INSKEEP: Are we any closer, as senators debate this, to knowing what kind of immigration legislation will pass, if any?
WILLIAMS: Well, I think we are closer. Earlier, Democrats agreed to allow Republicans to debate a list of amendments to the basic bill. That White House proposal allows for guest workers, as well as more resources to secure the border, and enforce laws against hiring illegal immigrants. The leadership in the Senate, both Republicans and Democrats, supports the president's bill, and believes that the debate that we saw yesterday on these possible amendments will not significantly change the bill.
So the votes yesterday - for example, the Senate voted 83 to 16 in favor of building a 370-mile fence, and using temporary barriers along the border with Mexico. There was also a vote to preserve the right of illegal workers, even if they've been in the U.S. more than two years, to get a chance at citizenship.
INSKEEP: When you say party leaders are on this, are you saying the party leaders are on the same page as the president, both Republicans and Democrats...
WILLIAMS: Exactly right.
INSKEEP: ...at least the leadership?
WILLIAMS: They want this comprehensive legislation.
INSKEEP: Hmm. Now, the White House yesterday sent Karl Rove, the president's top political advisor to meet with House Republicans - moving now, from the Senate to the House. How'd that go?
WILLIAMS: Well, Rove reiterated that the president's serious, Steve, especially about border security, as part of this larger bill that allows people here, without proper documents, to take steps to gain legal status. And according to people in the meeting, he got lots of questions about how National Guards troops will actually help at the border. He also faced questions about the last major immigration bill under the President Reagan in the '80s, which is now viewed as a failure.
The key question there was whether this bill, now being negotiated, can realistically be enforced with I.D. cards that can't be faked, and real attention from Homeland Security officials. White House people in the meeting, said the good news was not that any minds were changed; but that the hard-liners got engaged, and were even asking for follow up meetings.
INSKEEP: There was a call to pass a bill by Memorial Day, which is coming right up.
WILLIAMS: Oh, yeah. And, in fact, I mean, given what happened yesterday, people feel that there is now more momentum, more likelihood that a full bill will be passed by Memorial Day. The president was on the phone Tuesday night, with Senate majority leader Frist and speaker of the House Hastert, to map out strategy moving forward from his Monday speech. First thing they had to do was discuss how to handle budget allocations for putting the National Guard on the border, as part of a supplemental bill for Iraq and hurricane relief.
And they feel that, you know, now they've got something going, and the president is concentrating his political appeals, right now, on border security, as you saw in the televised speech, and as you saw yesterday in the House debate. For example, Senator Jeff Sessions, the Alabama Republican, said yesterday after the vote on the wall that, that vote sends, quote, "a signal that the open border days are over."

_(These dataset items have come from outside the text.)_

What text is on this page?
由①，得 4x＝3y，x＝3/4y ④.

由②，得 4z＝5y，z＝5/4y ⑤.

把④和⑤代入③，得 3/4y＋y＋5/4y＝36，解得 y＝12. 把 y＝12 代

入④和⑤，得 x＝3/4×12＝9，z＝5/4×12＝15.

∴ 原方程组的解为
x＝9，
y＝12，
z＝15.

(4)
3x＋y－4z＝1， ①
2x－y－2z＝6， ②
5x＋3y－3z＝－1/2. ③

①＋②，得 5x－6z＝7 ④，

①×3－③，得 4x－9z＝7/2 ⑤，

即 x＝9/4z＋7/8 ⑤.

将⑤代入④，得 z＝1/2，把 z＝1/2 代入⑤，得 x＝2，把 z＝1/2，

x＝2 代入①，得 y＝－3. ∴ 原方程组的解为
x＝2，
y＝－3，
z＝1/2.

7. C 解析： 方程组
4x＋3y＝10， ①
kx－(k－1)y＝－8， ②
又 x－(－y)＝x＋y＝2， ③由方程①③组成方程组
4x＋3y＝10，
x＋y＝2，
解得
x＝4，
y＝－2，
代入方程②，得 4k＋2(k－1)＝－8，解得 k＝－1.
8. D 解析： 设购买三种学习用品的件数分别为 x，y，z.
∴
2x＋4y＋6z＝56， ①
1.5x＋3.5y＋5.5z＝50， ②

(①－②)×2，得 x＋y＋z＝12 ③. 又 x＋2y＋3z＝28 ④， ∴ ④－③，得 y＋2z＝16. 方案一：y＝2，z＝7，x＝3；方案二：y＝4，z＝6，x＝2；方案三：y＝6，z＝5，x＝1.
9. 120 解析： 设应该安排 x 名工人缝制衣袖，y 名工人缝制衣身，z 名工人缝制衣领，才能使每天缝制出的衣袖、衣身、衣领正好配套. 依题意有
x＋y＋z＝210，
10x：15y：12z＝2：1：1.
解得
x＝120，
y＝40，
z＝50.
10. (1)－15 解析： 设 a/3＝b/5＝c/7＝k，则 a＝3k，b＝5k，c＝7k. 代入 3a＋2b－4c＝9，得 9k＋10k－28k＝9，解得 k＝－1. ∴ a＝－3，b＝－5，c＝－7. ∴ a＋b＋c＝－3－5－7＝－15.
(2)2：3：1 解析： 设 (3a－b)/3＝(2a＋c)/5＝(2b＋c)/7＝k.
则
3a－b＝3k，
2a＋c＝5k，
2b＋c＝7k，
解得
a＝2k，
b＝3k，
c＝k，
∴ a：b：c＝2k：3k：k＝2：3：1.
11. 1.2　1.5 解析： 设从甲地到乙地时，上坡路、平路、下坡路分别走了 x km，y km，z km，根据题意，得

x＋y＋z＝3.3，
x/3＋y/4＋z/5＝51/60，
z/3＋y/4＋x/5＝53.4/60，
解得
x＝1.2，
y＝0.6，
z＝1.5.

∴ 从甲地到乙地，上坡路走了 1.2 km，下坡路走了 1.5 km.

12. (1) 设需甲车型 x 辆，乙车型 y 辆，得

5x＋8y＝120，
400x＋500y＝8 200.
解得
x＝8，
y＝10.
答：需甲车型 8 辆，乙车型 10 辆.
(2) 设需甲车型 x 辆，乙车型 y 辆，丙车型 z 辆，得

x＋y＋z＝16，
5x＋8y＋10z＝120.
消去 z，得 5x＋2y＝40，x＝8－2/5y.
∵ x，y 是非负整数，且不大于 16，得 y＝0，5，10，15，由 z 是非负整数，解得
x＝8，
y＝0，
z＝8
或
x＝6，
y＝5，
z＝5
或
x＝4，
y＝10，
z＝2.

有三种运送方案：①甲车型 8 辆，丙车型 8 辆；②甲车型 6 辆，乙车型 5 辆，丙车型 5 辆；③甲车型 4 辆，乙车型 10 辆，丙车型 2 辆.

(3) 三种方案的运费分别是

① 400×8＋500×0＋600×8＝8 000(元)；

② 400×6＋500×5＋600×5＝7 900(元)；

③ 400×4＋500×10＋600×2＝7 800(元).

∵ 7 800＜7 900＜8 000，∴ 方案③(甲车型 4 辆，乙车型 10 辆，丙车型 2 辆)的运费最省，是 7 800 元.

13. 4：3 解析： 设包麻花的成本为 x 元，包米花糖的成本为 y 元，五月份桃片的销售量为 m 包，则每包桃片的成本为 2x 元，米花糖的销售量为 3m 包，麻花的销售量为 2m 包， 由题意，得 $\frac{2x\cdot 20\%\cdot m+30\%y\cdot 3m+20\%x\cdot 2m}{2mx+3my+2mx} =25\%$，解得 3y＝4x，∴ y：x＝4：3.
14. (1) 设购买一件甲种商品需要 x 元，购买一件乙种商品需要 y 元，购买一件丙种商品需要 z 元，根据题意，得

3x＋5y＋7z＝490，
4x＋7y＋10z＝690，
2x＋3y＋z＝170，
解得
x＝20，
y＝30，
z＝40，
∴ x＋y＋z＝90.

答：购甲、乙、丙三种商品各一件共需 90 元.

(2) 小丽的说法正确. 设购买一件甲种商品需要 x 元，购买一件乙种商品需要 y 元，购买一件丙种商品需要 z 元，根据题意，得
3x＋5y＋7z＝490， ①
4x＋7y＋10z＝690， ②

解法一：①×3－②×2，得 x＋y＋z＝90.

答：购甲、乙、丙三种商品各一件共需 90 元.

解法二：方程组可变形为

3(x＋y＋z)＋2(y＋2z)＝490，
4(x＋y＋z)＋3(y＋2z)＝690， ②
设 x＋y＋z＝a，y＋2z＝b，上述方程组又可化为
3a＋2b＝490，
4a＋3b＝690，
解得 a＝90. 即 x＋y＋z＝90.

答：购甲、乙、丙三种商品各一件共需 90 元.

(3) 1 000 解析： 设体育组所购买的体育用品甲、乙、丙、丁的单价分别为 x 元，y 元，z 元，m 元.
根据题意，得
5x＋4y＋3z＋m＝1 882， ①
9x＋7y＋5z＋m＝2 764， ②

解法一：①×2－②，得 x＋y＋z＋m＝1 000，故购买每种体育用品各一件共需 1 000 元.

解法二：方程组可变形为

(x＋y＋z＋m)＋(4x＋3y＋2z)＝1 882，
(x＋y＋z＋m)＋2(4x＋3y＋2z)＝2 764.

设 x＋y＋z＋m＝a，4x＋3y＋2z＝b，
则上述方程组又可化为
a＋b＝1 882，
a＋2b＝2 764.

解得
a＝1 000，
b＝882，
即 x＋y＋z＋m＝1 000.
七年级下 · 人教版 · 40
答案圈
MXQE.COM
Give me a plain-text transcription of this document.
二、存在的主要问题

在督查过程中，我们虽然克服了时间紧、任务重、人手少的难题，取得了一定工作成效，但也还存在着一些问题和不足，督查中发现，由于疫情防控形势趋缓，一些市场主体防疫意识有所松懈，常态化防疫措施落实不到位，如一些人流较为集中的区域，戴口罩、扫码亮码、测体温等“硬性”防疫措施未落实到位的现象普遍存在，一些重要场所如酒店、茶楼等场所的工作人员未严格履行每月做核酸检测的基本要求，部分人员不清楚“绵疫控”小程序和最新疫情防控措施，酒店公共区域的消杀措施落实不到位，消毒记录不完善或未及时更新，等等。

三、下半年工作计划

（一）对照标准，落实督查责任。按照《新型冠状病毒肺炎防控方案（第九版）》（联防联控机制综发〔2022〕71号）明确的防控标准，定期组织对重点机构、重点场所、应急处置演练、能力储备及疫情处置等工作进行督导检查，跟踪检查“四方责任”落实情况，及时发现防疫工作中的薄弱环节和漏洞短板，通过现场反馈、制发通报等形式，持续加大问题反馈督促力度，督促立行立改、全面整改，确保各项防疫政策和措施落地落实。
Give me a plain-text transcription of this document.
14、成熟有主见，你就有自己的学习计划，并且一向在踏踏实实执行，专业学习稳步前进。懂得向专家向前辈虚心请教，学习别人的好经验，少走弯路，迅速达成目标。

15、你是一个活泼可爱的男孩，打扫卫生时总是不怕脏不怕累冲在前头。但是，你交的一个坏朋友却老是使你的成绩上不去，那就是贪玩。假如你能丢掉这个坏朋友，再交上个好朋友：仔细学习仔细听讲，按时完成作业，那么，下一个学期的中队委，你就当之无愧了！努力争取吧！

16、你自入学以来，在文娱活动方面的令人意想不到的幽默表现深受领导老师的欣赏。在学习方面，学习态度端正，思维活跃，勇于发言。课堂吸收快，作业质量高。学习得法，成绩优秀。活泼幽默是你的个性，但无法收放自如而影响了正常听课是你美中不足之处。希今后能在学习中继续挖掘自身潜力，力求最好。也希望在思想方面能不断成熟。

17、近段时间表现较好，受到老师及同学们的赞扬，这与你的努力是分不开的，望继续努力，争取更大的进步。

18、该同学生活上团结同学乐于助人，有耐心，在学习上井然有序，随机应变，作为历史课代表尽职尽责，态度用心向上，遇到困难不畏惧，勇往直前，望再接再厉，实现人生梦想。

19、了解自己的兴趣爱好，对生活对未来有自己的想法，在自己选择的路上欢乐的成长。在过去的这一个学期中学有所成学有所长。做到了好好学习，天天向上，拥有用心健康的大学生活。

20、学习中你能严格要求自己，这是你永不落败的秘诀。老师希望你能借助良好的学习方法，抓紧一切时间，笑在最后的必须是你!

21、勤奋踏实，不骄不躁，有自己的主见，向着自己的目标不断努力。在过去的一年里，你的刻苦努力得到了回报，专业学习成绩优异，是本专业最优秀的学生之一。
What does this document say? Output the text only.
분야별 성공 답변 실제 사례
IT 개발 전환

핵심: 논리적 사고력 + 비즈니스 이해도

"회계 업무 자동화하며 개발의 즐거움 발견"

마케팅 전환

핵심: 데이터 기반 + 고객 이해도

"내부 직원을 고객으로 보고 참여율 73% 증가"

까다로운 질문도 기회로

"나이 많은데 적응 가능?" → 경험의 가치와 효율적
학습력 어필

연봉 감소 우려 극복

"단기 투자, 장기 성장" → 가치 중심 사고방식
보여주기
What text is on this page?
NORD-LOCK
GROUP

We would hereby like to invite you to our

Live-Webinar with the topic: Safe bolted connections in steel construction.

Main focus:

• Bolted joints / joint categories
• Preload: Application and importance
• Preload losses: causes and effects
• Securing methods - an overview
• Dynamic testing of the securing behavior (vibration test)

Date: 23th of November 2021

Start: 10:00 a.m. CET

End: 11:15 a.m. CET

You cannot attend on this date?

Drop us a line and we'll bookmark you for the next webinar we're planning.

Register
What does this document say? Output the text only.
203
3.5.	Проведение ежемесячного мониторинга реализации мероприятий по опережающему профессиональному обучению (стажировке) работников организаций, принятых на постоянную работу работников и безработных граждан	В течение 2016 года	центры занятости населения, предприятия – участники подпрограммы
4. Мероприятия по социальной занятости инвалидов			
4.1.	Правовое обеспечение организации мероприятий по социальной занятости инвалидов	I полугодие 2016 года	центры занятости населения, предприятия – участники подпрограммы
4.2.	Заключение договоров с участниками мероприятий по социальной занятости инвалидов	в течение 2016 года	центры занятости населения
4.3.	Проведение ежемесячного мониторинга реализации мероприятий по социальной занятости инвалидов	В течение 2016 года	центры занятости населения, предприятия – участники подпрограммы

INSKEEP: Juan, just very briefly, how anxious are lawmakers about being put on the record, on this issue, during an election year?
WILLIAMS: Very anxious, because the prospect, Steve, is that right now you get a bill in the Senate by Memorial Day. Then, of course, they're going to have to go to conference with the House. And real hard-liners there, the real leaders in this on the House conference side, will be Jim Sensenbrenner, the chairman of the House Judiciary Committee.
And you look forward then, for negotiations over the summer, going into the fall. And, of course, the fall then runs up against those mid-term elections when immigration is going to be a very hot issue. So, they're very worried about the politics of this being on the record. And exactly how voters will respond back at home.
INSKEEP: Juan, thanks very much.
WILLIAMS: You're welcome.
INSKEEP: That's NPR's senior correspondent Juan Williams.